Don’t be caught by phishing.
Bad actors sometimes use a technique known as phishing to trick people into giving up their personal information. Phishing comes in many forms: you might receive a link in an email that takes you to a dangerous website hosted by bad actors, an attachment that contains malware, or even a phone call from an impersonator requesting your personal information.
With hundreds of millions of phishing attempts every year, it is important to be aware of the signs of a scam. Look for suspicious links that appear within pop-up windows, emails that ask you to verify or change your account number or password, and emails with typos. In general, if something doesn’t feel right, you shouldn’t click on a link, download a file, or share any personal information. For ways to avoid scams, see below.

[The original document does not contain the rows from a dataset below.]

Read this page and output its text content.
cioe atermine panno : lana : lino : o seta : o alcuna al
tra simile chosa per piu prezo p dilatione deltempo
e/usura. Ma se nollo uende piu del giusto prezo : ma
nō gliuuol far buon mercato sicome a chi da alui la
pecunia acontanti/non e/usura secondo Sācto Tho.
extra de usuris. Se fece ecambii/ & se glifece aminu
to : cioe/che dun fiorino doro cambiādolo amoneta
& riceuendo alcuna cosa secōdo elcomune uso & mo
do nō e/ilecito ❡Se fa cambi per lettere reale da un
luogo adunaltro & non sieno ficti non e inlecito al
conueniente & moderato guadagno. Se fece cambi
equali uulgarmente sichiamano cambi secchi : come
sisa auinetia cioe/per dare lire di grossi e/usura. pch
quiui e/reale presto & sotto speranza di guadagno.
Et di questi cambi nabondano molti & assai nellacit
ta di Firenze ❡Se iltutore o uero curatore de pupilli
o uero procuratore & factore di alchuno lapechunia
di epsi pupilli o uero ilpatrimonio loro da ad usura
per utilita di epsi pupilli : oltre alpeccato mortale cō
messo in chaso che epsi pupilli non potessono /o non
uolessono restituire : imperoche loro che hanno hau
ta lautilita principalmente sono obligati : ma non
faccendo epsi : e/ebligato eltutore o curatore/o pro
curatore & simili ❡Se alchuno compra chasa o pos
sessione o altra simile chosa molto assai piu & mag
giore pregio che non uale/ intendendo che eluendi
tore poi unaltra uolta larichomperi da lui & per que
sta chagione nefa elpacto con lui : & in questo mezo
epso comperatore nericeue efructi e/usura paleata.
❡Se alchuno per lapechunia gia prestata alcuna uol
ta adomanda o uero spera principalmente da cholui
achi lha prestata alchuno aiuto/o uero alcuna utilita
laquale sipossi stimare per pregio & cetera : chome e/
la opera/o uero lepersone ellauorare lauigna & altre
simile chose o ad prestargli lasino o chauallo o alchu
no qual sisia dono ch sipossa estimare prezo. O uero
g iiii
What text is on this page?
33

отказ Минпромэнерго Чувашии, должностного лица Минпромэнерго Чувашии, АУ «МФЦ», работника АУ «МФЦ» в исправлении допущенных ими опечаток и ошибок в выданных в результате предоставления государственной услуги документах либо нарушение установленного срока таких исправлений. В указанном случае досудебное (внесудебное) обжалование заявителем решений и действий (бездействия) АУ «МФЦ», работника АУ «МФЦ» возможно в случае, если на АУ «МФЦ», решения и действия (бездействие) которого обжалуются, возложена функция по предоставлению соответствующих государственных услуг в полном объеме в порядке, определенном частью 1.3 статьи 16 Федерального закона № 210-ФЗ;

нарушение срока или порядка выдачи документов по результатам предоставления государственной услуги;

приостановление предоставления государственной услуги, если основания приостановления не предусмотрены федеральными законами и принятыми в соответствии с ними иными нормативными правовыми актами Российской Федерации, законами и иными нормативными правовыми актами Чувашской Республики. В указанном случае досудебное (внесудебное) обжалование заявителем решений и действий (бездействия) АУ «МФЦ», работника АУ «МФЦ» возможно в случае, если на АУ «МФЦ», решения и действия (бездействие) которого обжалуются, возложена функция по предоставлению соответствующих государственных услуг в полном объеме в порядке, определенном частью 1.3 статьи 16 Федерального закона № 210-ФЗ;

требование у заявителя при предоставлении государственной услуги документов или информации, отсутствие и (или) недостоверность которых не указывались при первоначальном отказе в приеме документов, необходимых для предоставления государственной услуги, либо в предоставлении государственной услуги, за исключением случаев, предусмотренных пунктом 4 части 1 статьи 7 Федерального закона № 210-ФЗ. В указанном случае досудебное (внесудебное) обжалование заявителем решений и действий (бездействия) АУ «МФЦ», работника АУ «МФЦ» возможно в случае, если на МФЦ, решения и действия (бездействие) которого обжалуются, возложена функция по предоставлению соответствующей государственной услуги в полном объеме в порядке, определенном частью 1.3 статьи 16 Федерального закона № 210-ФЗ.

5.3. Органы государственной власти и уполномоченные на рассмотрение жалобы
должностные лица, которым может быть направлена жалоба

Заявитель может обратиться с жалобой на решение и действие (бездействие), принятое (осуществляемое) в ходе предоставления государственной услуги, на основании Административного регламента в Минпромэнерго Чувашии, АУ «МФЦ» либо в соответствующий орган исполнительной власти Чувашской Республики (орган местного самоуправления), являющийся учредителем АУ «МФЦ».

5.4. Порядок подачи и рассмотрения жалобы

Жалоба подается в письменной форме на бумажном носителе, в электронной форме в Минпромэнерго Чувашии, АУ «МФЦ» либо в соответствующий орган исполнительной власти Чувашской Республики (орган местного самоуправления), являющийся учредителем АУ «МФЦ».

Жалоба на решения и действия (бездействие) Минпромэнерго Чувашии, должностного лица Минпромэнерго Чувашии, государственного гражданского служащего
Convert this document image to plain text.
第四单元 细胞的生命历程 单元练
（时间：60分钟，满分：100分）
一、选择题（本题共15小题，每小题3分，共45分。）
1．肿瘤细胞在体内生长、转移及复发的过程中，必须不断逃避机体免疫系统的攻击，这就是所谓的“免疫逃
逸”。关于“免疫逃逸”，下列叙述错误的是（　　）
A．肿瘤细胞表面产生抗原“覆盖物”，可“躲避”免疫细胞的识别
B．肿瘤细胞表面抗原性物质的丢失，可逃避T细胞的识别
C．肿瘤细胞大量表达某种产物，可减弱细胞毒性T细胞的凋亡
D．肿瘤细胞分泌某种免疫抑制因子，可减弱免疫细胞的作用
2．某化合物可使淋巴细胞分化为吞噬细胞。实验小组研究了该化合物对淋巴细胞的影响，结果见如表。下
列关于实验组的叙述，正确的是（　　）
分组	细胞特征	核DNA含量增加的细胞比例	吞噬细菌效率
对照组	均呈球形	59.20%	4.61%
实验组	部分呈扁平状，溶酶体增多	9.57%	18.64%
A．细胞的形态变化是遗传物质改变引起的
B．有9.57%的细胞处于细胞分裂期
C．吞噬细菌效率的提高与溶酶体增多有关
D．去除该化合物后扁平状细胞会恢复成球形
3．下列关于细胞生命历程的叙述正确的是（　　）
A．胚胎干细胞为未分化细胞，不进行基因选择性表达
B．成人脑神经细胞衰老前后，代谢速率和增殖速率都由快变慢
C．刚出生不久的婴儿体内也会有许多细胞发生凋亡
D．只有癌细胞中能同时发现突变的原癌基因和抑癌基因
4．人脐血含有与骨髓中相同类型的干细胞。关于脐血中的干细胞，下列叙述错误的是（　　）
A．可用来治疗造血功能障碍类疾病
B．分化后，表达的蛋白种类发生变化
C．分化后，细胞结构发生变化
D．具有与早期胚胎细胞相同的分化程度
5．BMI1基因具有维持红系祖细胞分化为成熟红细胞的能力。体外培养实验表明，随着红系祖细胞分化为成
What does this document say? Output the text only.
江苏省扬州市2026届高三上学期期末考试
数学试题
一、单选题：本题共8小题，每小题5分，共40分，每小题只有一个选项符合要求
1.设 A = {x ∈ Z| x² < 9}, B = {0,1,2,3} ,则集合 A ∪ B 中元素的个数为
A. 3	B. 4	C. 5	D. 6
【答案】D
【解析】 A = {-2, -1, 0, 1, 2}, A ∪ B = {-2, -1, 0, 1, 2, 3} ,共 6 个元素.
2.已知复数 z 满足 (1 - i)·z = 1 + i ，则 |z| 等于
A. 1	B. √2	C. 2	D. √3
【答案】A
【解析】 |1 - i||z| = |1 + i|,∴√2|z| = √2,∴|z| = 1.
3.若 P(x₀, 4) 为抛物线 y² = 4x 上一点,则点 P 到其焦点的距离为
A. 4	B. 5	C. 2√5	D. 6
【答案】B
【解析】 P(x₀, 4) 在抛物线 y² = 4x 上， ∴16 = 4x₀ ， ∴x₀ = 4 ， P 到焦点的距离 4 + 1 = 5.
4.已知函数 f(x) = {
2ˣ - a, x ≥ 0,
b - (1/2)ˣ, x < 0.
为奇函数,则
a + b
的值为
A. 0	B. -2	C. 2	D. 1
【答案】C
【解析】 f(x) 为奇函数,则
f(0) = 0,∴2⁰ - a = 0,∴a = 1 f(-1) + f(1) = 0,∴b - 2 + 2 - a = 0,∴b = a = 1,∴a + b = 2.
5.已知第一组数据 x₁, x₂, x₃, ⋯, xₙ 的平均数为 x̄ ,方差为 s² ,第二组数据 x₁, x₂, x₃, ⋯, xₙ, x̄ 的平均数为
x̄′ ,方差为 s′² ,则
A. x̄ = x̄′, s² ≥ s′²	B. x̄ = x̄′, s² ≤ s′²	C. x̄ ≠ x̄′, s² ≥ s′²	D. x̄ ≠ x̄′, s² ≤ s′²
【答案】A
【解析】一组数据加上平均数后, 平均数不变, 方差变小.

Along similar lines, it’s important to make sure the links you click on is safe. Clicking a link in an email, in a text, or on a website is not always safe. The link could take you to a website hosted by bad actors or allow dangerous software to be downloaded on your computer or mobile device. Look for misspellings in texts or emails, or other signals that senders are not who they say they are. If you get an email or text that seems to be from a company you do business with, consider going directly to the company’s website rather than clicking the link in the message.
Check the link itself to make sure it is legitimate. On a computer, when you hover your cursor over the link, most browsers will reveal the destination address, or URL, at the bottom of the screen. Be cautious of URLs that contain “@” in the name, and of websites that automatically redirect you to another website more than once after you have clicked on a link. Only enter personal information if you are on a secure website, which will have a URL beginning with the letters “https” or cause a padlock symbol to appear in your browser. If your browser displays a warning message before loading the website for the a link, take it seriously – your browser has detected that the website may be unsafe. While it’s impossible to completely avoid bad links, these guidelines are good rules of thumb.
Ways to avoid scams:
Before clicking on a link, hover your mouse over the text in order to view the URL of the website that the link will take you to.
Do not click on links within pop-up windows or in spam emails.
Also be wary of emails that ask you to verify your account number or password.
Watch out for emails with a lot of typos
The three key signs are: you are contacted by a stranger, you are offered a “great” deal, or you must act right away.